Harjes: Right. That's kind of the case with most companies that are presenting at ASCO. They're not even on the market yet. So, you want to always keep an eye on that cash burn to see if they're going to be able to continue their trials and keep the lights on. Partnerships like the one that Bluebird has with Celgene are huge because they can provide this external source of funding in order to continue the trials, plus the expertise, the vote of confidence, that's always something that I like to see. But with each of these companies, you can really see the wave of the future of healthcare, where combination therapies and personalized medicine are truly set to take over and do a lot of good in the field of medicine.

Campbell: Yeah. I was reading recently, Kristine, that we're adding an additional three months of life expectancy for every year at this point. Some of the futurists out there are predicting that some time in the 2030s, because of advances in things like addressing the genetic code and causes of cancer, we may be able to add one year for every year. It's a remarkable time to be paying attention to healthcare and medicine, without a doubt.

Harjes: Yeah. I don't know about you, but that right there is why I love doing this coverage.
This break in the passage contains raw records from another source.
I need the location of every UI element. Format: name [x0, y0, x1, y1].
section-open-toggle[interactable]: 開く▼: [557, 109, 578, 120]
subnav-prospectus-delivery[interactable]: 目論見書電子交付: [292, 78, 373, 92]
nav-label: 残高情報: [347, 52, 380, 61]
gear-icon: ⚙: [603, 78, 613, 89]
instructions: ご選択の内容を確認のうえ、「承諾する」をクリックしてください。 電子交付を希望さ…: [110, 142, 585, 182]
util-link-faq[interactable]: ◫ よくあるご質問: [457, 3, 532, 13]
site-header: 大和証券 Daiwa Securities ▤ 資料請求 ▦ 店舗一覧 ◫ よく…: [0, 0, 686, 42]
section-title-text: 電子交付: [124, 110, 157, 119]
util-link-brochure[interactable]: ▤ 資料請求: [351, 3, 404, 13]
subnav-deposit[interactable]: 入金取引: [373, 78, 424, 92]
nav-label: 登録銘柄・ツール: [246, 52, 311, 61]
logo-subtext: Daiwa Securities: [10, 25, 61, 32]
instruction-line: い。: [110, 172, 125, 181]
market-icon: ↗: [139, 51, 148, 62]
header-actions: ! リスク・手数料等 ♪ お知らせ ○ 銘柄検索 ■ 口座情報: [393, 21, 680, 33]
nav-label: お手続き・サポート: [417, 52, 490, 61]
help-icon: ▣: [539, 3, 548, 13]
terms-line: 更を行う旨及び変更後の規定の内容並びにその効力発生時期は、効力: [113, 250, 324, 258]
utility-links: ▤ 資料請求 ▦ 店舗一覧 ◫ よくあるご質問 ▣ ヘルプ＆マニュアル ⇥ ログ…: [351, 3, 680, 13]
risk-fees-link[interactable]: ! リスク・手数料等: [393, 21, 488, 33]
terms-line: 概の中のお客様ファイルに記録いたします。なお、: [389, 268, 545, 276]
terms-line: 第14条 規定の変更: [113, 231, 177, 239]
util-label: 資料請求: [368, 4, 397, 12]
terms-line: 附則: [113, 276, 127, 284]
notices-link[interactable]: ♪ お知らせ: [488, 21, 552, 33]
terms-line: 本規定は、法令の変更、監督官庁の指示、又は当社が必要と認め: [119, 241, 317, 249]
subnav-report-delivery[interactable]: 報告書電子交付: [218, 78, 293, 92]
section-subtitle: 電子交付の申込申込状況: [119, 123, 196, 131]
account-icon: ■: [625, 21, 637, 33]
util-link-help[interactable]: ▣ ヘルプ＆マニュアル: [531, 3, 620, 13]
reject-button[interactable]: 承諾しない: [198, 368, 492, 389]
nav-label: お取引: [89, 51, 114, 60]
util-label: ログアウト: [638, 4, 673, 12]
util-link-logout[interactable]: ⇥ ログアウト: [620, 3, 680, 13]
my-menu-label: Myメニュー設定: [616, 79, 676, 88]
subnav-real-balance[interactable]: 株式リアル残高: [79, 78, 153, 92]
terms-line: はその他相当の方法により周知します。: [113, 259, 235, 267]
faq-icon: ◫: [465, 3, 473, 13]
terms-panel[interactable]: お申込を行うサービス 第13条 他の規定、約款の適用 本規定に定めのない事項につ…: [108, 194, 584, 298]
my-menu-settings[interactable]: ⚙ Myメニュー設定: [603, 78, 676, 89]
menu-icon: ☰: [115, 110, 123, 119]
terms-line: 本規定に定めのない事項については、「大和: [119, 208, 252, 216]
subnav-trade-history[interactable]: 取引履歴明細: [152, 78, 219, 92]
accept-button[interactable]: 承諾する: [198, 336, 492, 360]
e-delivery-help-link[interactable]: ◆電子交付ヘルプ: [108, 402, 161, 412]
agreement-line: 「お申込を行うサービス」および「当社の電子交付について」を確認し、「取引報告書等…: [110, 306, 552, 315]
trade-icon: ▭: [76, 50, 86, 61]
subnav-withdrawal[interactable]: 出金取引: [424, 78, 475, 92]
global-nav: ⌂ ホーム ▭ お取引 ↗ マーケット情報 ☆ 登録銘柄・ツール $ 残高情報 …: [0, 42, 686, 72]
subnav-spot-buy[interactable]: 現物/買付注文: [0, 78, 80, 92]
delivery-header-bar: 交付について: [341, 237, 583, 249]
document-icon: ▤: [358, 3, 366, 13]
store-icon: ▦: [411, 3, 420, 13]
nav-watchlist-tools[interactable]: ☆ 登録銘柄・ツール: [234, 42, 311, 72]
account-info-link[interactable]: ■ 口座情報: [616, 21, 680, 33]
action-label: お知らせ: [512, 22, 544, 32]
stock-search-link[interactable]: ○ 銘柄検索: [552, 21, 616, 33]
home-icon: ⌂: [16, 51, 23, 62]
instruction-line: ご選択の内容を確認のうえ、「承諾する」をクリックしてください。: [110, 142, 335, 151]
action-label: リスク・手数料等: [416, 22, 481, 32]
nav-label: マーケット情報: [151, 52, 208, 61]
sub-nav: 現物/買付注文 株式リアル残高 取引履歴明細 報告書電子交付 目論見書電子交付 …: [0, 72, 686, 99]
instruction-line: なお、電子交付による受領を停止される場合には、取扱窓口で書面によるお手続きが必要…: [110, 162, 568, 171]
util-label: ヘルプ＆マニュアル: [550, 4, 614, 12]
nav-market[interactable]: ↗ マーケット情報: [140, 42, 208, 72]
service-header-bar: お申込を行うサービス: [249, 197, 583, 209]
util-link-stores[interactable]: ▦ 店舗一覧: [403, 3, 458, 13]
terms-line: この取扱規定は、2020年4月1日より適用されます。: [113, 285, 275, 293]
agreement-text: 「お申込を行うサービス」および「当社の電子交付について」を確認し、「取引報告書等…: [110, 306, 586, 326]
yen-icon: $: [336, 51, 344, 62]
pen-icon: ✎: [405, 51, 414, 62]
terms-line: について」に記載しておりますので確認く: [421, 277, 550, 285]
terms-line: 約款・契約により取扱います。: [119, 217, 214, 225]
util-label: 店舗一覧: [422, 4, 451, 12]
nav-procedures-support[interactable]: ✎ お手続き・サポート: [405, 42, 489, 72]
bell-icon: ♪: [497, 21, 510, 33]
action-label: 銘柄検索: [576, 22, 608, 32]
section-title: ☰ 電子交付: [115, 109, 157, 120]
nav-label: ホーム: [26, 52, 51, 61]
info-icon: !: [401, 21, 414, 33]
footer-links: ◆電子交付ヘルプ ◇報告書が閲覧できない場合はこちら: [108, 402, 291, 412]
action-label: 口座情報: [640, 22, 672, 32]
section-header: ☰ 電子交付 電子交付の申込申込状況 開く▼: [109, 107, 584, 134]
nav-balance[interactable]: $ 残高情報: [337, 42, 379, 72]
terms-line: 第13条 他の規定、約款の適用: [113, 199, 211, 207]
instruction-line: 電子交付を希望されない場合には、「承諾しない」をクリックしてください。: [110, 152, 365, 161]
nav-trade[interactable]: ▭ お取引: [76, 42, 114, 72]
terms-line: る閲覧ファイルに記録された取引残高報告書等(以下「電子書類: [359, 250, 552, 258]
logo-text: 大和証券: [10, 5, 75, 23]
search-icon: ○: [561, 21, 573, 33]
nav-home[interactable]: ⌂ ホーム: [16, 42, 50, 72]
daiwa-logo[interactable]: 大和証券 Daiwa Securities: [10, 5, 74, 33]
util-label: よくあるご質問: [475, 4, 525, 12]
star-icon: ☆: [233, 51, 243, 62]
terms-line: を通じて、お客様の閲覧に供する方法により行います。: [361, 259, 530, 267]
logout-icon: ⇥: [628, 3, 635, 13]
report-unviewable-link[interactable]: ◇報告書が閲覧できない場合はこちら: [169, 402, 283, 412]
Campbell: Yeah. You truly start to see what kind of an impact, beyond simply the dollars and cents side of things that we look at from an investing standpoint -- the impact on people and families that these medicines might have.

Harjes: It's truly incredible. As always, people on the program may have interests in the stocks they talk about, and The Motley Fool may have formal recommendations for or against, so don't buy or sell stocks based solely on what you hear. For Todd Campbell, I'm Kristine Harjes. Thanks so much for listening, and Fool on!